Preston Manning prétend qu’un conservateur est partisan
de l’ouverture des frontières, et pourtant, les grands
dirigeants conservateurs du Canada se sont toujours farouchement
opposés au libre-échange avec les États-Unis.
Pour Macdonald, c’était « une pure folie »
dont « le résultat inéluctable sera l’annexion
du Canada par les États-Unis ». Comment le Canada pourra-t-il
conserver son indépendance politique une fois qu’il
aura renoncé à son indépendance économique,
demandait-il ?
Cartier était tout aussi direct: « Quelles seront
les conséquences de la réciprocité industrielle
? ... Les manufactures du Canada perdront les avantages ... dont
elles jouissent aujourd’hui... et les plus grosses finiront
par être concentrées aux États-Unis. »
Cela aboutira inévitablement à l’union avec
les États-Unis, « c’est-à-dire à
la disparition de notre pays ».
En 1911, les libéraux, sous la direction de Wilfrid Laurier,
négocièrent un accord de libre-échange avec
les États-Unis. Ils furent battus par les conservateurs,
dont le chef, Robert Borden, dit de Laurier: « il voulait
un Canada plus grand, mais ce sont les États-Unis que les
libéraux étaient sur le point d’agrandir ».
M. Manning prétend que le gouvernement ne doit pas intervenir
dans l’économie; pourtant, Robert Borden et son ministre
de l’Intérieur, Arthur Meighen, n’hésitèrent
pas à nationaliser cinq sociétés de chemin
de fer pour créer le Canadien national. Le successeur de
Meighen à la tête du Parti conservateur, R.B. Bennett,
n’avait pas peur, lui non plus, des sociétés
d’État car il était convaincu qu’elles
pouvaient être efficaces. Ces sociétés sont
la création du Parlement et celui-ci peut donc les réglementer,
disait-il.
En donnant le coup d’envoi à sa campagne à
la direction du Parti, en 1927, Bennett déclara que «
la première chose à faire dans ce pays, c’est
bâtir une véritable conscience nationale, un canadianisme
viril, car nous avons assez souffert d’un complexe d’infériorité
».
Entre 1930 et 1935, alors qu’il était au pouvoir,
Bennett proposa la création de Radio-Canada, de la Commission
canadienne du blé et de la Banque du Canada, l’institution
qui permit à notre pays de financer son effort de guerre,
quelques années plus tard, sans emprunter un sou à
l’étranger.
Contrairement à M. Manning qui prétend que, pour
un conservateur, moins il y a de gouvernement, mieux c’est,
Bennett a toujours dit que « toute réforme nécessite
une intervention du gouvernement, l’imposition de règlements
et de contrôles par le gouvernement, pour mettre un terme
au laissez-faire ». Pour Bennett, qu’on surnommait le
« tory de gauche », le Parti conservateur devait chercher
à « faire tout le bien possible pour le plus grand
nombre de personnes possible ».
Avec John Bracken et George Drew, les conservateurs se positionnèrent
plus à droite et se mirent à courtiser le monde des
affaires; aux élections, ils furent largement battus. En
1956, John Diefenbaker prit la direction du Parti, opéra
un net virage à gauche et remporta les élections.
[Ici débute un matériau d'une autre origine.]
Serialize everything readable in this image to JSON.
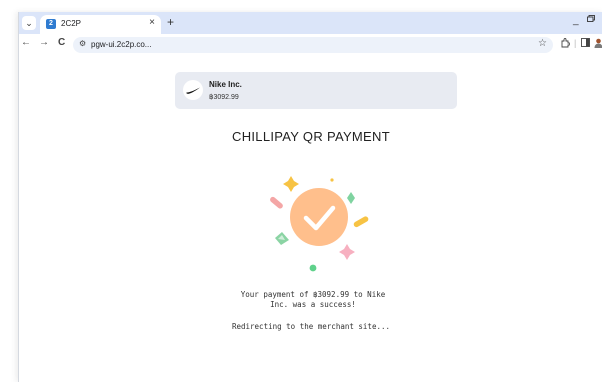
{
  "browser": {
    "tab_title": "2C2P",
    "favicon_text": "2",
    "tab_close": "×",
    "new_tab": "+",
    "url": "pgw-ui.2c2p.co...",
    "nav_back": "←",
    "nav_forward": "→",
    "nav_reload": "C",
    "site_info": "⚙",
    "bookmark": "☆",
    "minimize": "_"
  },
  "merchant": {
    "name": "Nike Inc.",
    "amount": "฿3092.99"
  },
  "page": {
    "title": "CHILLIPAY QR PAYMENT",
    "message": "Your payment of ฿3092.99 to Nike Inc. was a success!",
    "redirect": "Redirecting to the merchant site..."
  },
  "colors": {
    "accent": "#ffbf8c",
    "tabstrip": "#dbe5f9"
  }
}
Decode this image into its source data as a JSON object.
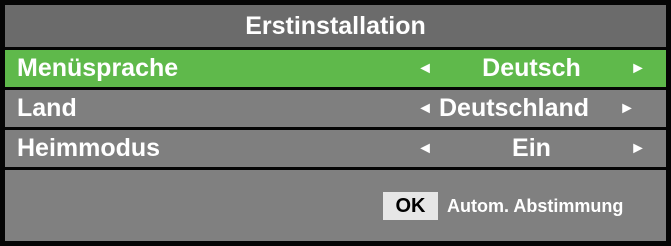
{
  "title": "Erstinstallation",
  "menu": [
    {
      "label": "Menüsprache",
      "value": "Deutsch",
      "selected": true
    },
    {
      "label": "Land",
      "value": "Deutschland",
      "selected": false
    },
    {
      "label": "Heimmodus",
      "value": "Ein",
      "selected": false
    }
  ],
  "arrows": {
    "left": "◄",
    "right": "►"
  },
  "footer": {
    "ok_key": "OK",
    "ok_action": "Autom. Abstimmung"
  },
  "colors": {
    "frame": "#050505",
    "panel": "#808080",
    "title_bar": "#6b6b6b",
    "selected_row": "#5fb94b",
    "ok_badge": "#e6e6e6"
  }
}
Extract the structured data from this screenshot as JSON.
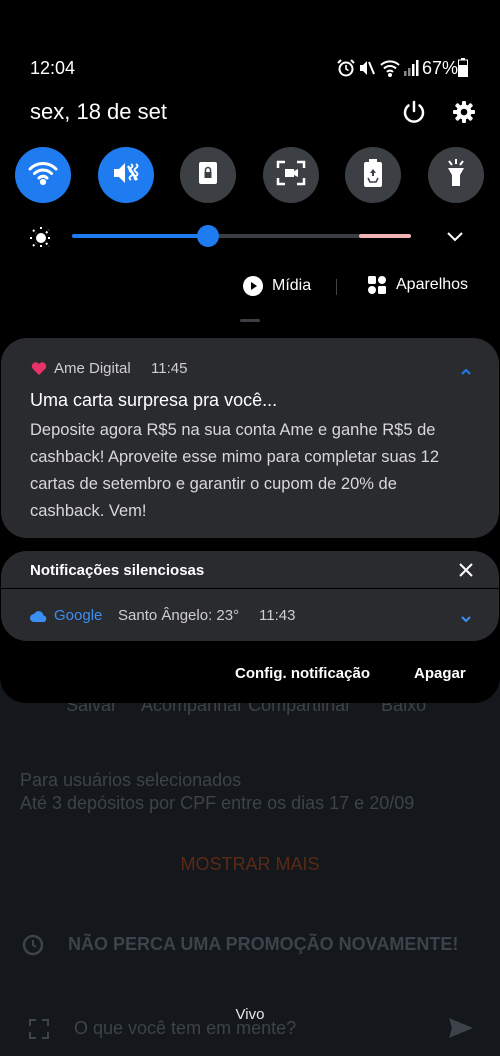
{
  "status_bar": {
    "time": "12:04",
    "battery": "67%"
  },
  "header": {
    "date": "sex, 18 de set"
  },
  "quick_settings": {
    "tiles": [
      {
        "icon": "wifi-icon",
        "active": true
      },
      {
        "icon": "mute-vibrate-icon",
        "active": true
      },
      {
        "icon": "lock-rotation-icon",
        "active": false
      },
      {
        "icon": "screen-capture-icon",
        "active": false
      },
      {
        "icon": "power-saving-icon",
        "active": false
      },
      {
        "icon": "flashlight-icon",
        "active": false
      }
    ],
    "brightness_level": 0.4
  },
  "media_row": {
    "media_label": "Mídia",
    "devices_label": "Aparelhos"
  },
  "notification": {
    "app_name": "Ame Digital",
    "time": "11:45",
    "title": "Uma carta surpresa pra você...",
    "body": "Deposite agora R$5 na sua conta Ame e ganhe R$5 de cashback! Aproveite esse mimo para completar suas 12 cartas de setembro e garantir o cupom de 20% de cashback. Vem!"
  },
  "silent": {
    "header": "Notificações silenciosas",
    "app_name": "Google",
    "text": "Santo Ângelo: 23°",
    "time": "11:43"
  },
  "actions": {
    "settings_label": "Config. notificação",
    "clear_label": "Apagar"
  },
  "background": {
    "action_labels": "Salvar     Acompanhar Compartilhar      Baixo",
    "line1": "Para usuários selecionados",
    "line2": "Até 3 depósitos por CPF entre os dias 17 e 20/09",
    "show_more": "MOSTRAR MAIS",
    "promo": "NÃO PERCA UMA PROMOÇÃO NOVAMENTE!",
    "input_placeholder": "O que você tem em mente?",
    "carrier": "Vivo"
  },
  "colors": {
    "accent": "#1f7cf0",
    "ame_pink": "#e8336a",
    "card_bg": "#2a2b2e"
  }
}
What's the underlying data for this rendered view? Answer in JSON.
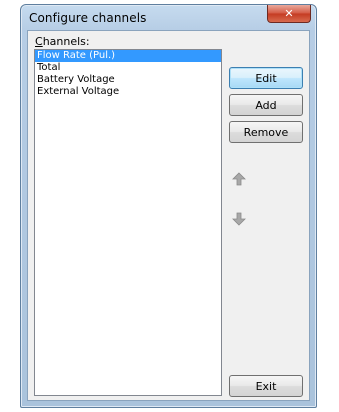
{
  "window": {
    "title": "Configure channels",
    "close_label": "✕"
  },
  "channels": {
    "label_accel": "C",
    "label_rest": "hannels:",
    "items": [
      {
        "label": "Flow Rate (Pul.)",
        "selected": true
      },
      {
        "label": "Total",
        "selected": false
      },
      {
        "label": "Battery Voltage",
        "selected": false
      },
      {
        "label": "External Voltage",
        "selected": false
      }
    ]
  },
  "buttons": {
    "edit": "Edit",
    "add": "Add",
    "remove": "Remove",
    "exit": "Exit"
  },
  "icons": {
    "move_up": "arrow-up-icon",
    "move_down": "arrow-down-icon"
  },
  "colors": {
    "selection": "#3399ff",
    "close_button": "#c43b22",
    "title_bar": "#b6cde5"
  }
}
Il invita les Canadiens à « s’opposer catégoriquement
au continentalisme économique » et aux « conséquences
funestes de la propriété étrangère ».
À ceux qui le traitèrent de « bolchevik des
Prairies », il répondit: « tout ce que je peux
dire à ceux qui me font passer pour un dissident et qui prétendent
que je ne défends pas les grands principes du Parti conservateur,
c’est qu’ils ont manifestement oublié la tradition
de Disraeli et de Shaftesbury en Angleterre et de Macdonald au Canada
».
En 1983, Brian Mulroney, candidat à la direction du Parti
conservateur, s’opposa farouchement à son adversaire,
John Crosbie, lorsque celui-ci proposa un libre-échange avec
les États-Unis. Une fois au pouvoir, M. Mulroney fit volte-face
et revint sur une position traditionnelle du Parti conservateur:
l’opposition au libre-échange. En 1993, le Parti subit
la pire défaite électorale de l’hémisphère
occidental et vit le nombre de ses députés réduit
à deux.
Quand le Parti conservateur est fidèle à ses racines
populaires, il voit son rôle s’accroître. Quand
il perd toute notion d’identité nationale, qu’il
se positionne trop à droite et qu’il courtise les grandes
entreprises, ce que préconise justement Preston Manning aujourd’hui,
le Parti perd la faveur de l’électorat.
M. Manning rêve d’une société où
seuls les plus forts survivent: c’est du libéralisme
classique. L’idéal conservateur, lui, tend vers le
bien de tous.
Par exemple, le mouvement écologiste, qui résulte
d’un besoin naturel de protéger et de préserver,
est une idée conservatrice. Le modèle libéral
du marché libre, que M. Manning porte aux nues, ridiculise
et contrecarre ce besoin en démantelant nos institutions
nationales, en détruisant nos forêts par des coupes
à blanc, en imposant au secteur agricole et agro-alimentaire
les organismes génétiquement modifiés, en voulant
tout révolutionner sans penser aux conséquences. L’idée
qu’avaient Disraeli et Macdonald de la préservation
et du bien public était aux antipodes du discours de M. Manning,
comme l’est d’ailleurs la définition du conservatisme.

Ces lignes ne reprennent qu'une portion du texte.